By Paul Thomas, Senior Editor
It would be nice to say that pharma companies will be hiring in 2011, but we just don’t know that yet, says Amanda DeSalvatore, Project Manager with Avant Executive Solutions. DeSalvatore specializes in recruiting personnel in drug safety/pharmacovigilance, regulatory affairs, and quality, particularly in biopharma, and we spoke with her about what’s ahead in the job market.
PhM: Are you optimistic that pharma and biopharma firms are going to be hiring in 2011?
A.D.: It’s difficult to generalize. It’s so company-specific. With small and mid-sized companies, everything is riding on their clinical trials.
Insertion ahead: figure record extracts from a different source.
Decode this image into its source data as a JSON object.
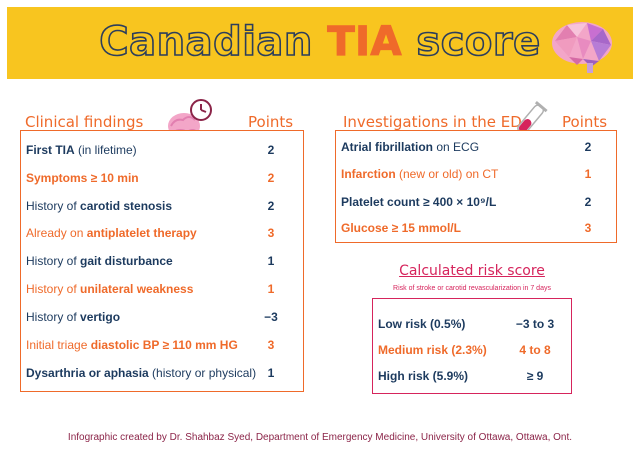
{
  "header": {
    "title_part1": "Canadian ",
    "title_highlight": "TIA",
    "title_part2": " score"
  },
  "clinical": {
    "heading": "Clinical findings",
    "points_heading": "Points",
    "rows": [
      {
        "pre": "",
        "bold": "First TIA",
        "post": " (in lifetime)",
        "points": "2",
        "color": "navy"
      },
      {
        "pre": "",
        "bold": "Symptoms ≥ 10 min",
        "post": "",
        "points": "2",
        "color": "orange"
      },
      {
        "pre": "History of ",
        "bold": "carotid stenosis",
        "post": "",
        "points": "2",
        "color": "navy"
      },
      {
        "pre": "Already on ",
        "bold": "antiplatelet therapy",
        "post": "",
        "points": "3",
        "color": "orange"
      },
      {
        "pre": "History of ",
        "bold": "gait disturbance",
        "post": "",
        "points": "1",
        "color": "navy"
      },
      {
        "pre": "History of ",
        "bold": "unilateral weakness",
        "post": "",
        "points": "1",
        "color": "orange"
      },
      {
        "pre": "History of ",
        "bold": "vertigo",
        "post": "",
        "points": "−3",
        "color": "navy"
      },
      {
        "pre": "Initial triage ",
        "bold": "diastolic BP ≥ 110 mm HG",
        "post": "",
        "points": "3",
        "color": "orange"
      },
      {
        "pre": "",
        "bold": "Dysarthria or aphasia",
        "post": " (history or physical)",
        "points": "1",
        "color": "navy"
      }
    ]
  },
  "investigations": {
    "heading": "Investigations in the ED",
    "points_heading": "Points",
    "rows": [
      {
        "pre": "",
        "bold": "Atrial fibrillation",
        "post": " on ECG",
        "points": "2",
        "color": "navy"
      },
      {
        "pre": "",
        "bold": "Infarction",
        "post": " (new or old) on CT",
        "points": "1",
        "color": "orange"
      },
      {
        "pre": "",
        "bold": "Platelet count ≥ 400 × 10⁹/L",
        "post": "",
        "points": "2",
        "color": "navy"
      },
      {
        "pre": "",
        "bold": "Glucose ≥ 15 mmol/L",
        "post": "",
        "points": "3",
        "color": "orange"
      }
    ]
  },
  "risk": {
    "title": "Calculated risk score",
    "subtitle": "Risk of stroke or carotid revascularization in 7 days",
    "rows": [
      {
        "label": "Low risk (0.5%)",
        "range": "−3 to 3",
        "color": "navy"
      },
      {
        "label": "Medium risk (2.3%)",
        "range": "4 to 8",
        "color": "orange"
      },
      {
        "label": "High risk (5.9%)",
        "range": "≥ 9",
        "color": "navy"
      }
    ]
  },
  "footer": "Infographic created by Dr. Shahbaz Syed, Department of Emergency Medicine, University of Ottawa, Ottawa, Ont.",
  "colors": {
    "banner": "#f8c51f",
    "navy": "#1c3a5e",
    "orange": "#ef6a2a",
    "pink": "#d6245c",
    "footer": "#8b2448"
  },
  "icons": [
    "brain-logo-icon",
    "brain-clock-icon",
    "test-tube-icon"
  ]
}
If they’re doing well, they’re definitely hiring. As far as bigger companies go, hiring and firing is dependent on mergers and acquisitions, as well as successful products. Abbott, for example, was recently hiring 50 regulatory affairs professionals because it is undergoing a restructuring [related to the Solvay merger].
PhM: What are you telling industry professionals looking for work, then?
A.D.: The key is to be flexible. A lot of times you have to be willing to move across the country, or even out of the country. And you have to be flexible with your job title. A lot of VP’s are taking director-level jobs to stay in the area that they like, for instance. I’ve seen a lot of lateral moves and downward shifts . . . but good candidates are still getting jobs. Also, you have to be willing to work hard—say, to possibly put in 80 hours a week. Egos have to go by the wayside. If there are big egos, they are the first to go.
PhM: More than in previous years, our readers are telling us that the most important factor for satisfaction is to have challenging work, with salary a distant secondary consideration. Does this surprise you?
A.D.: I see that consistently over and over again. Even some VP’s are stepping down in salary—taking more than $100,000 less—to get the responsibilities they want. A lot of people don’t want to accept less, but people who are really looking for a good, challenging job are willing to. As a recruiting firm, we tend to rule out people who are inflexible and unwilling to take a pay cut. They’re just hard to place.
PhM: Are you seeing a hiring uptick in any specific fields or areas?
A.D.: The areas trending upwards tend to be very specialized roles—for example, if you have excellent manufacturing project management experience with supply chain skills, and, say, some experience in vaccines. Companies are really focusing their searches so they can get what they need. They’re looking for the exact set of skills that they need, rather than someone with general skills who might grow into a position.
PhM: You mention 80 hours a week. That’s not unheard of, of course. Aren’t manufacturers worried about burning employees out?
A.D.: Yes. A couple of our clients have been working people hard, and are finally beginning to hire support staff. People are coming to us because they’re overworked, and looking to move to different companies.
PhM: So you’re optimistic that, in 2011, the pendulum will start to swing back in favor of employees?
A.D.: No. I don’t have the data that says that. I got a call from a client the other day who is laying off its entire regulatory staff. So I’d love to say that companies are going to hire in 2011, but I can’t.